The easiest way to calculate the due date is to subtract 25 days from the breeding date. If, for example, the mare is bred in February 27, she will be due to foal approximately on February 2 of the following year.
|Proper age at first mating||1 1/2 - 2 Acres|
|Period of fertility||10-12 years|
|Average estral cycle (including heat)||
|Average length of heat||5-6 days|
|Usual Ovulation||24-48 hours before estrus ends|
|Cycle returns, if not breed||21 days|
|Average gestation||340 days|
Signs that the mare is close to foaling include:
Milk veins (the veins under her belly, just in front of the udder) grow large and stand out.

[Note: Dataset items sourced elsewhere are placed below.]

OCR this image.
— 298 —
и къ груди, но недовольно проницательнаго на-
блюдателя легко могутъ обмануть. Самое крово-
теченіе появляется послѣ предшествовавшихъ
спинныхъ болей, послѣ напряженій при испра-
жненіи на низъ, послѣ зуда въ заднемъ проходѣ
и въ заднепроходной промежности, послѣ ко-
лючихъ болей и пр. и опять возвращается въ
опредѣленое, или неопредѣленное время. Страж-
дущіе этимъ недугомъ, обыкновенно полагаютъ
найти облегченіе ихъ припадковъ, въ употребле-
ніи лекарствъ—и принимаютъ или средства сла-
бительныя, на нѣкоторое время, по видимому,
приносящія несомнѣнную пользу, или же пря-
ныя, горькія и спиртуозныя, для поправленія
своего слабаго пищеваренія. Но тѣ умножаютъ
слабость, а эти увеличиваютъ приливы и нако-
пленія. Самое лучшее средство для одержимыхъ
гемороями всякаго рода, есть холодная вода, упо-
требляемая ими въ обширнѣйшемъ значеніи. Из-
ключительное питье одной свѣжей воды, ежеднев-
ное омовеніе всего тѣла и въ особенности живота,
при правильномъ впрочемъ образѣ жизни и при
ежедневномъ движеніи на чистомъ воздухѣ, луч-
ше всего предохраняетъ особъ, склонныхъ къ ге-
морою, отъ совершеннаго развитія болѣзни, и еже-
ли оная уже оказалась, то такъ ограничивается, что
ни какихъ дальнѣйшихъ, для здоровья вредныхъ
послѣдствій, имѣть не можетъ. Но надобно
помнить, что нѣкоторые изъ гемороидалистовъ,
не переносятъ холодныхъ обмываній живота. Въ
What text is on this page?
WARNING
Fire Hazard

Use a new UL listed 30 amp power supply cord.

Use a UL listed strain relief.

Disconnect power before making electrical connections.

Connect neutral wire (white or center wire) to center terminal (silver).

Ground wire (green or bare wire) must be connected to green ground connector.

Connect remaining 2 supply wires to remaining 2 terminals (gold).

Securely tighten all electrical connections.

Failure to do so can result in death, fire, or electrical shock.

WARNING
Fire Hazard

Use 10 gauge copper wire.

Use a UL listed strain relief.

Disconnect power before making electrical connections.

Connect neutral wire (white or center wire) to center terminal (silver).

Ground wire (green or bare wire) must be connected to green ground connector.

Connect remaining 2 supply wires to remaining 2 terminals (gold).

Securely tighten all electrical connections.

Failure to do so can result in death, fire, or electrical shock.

Abdomen develops a point at the lowest portion.
Teats become shiny and tight.
Nipples wax up about 24 to 48 hours before the mare foals.
Milk may drip from the nipples when the mare walks.
Vulva enlarges and relaxes.
Tail and hip muscles drop, making the tailhead stick out.
When contractions begin the mare may exhibit the same signs as colic — looking at her abdomen, pawing the ground, lying down, sweating lightly. It's time to keep an eye on her. Bring her into a safe dry lot at the barn or into a large, roomy freshly bedded box stall. The foal is about to be born.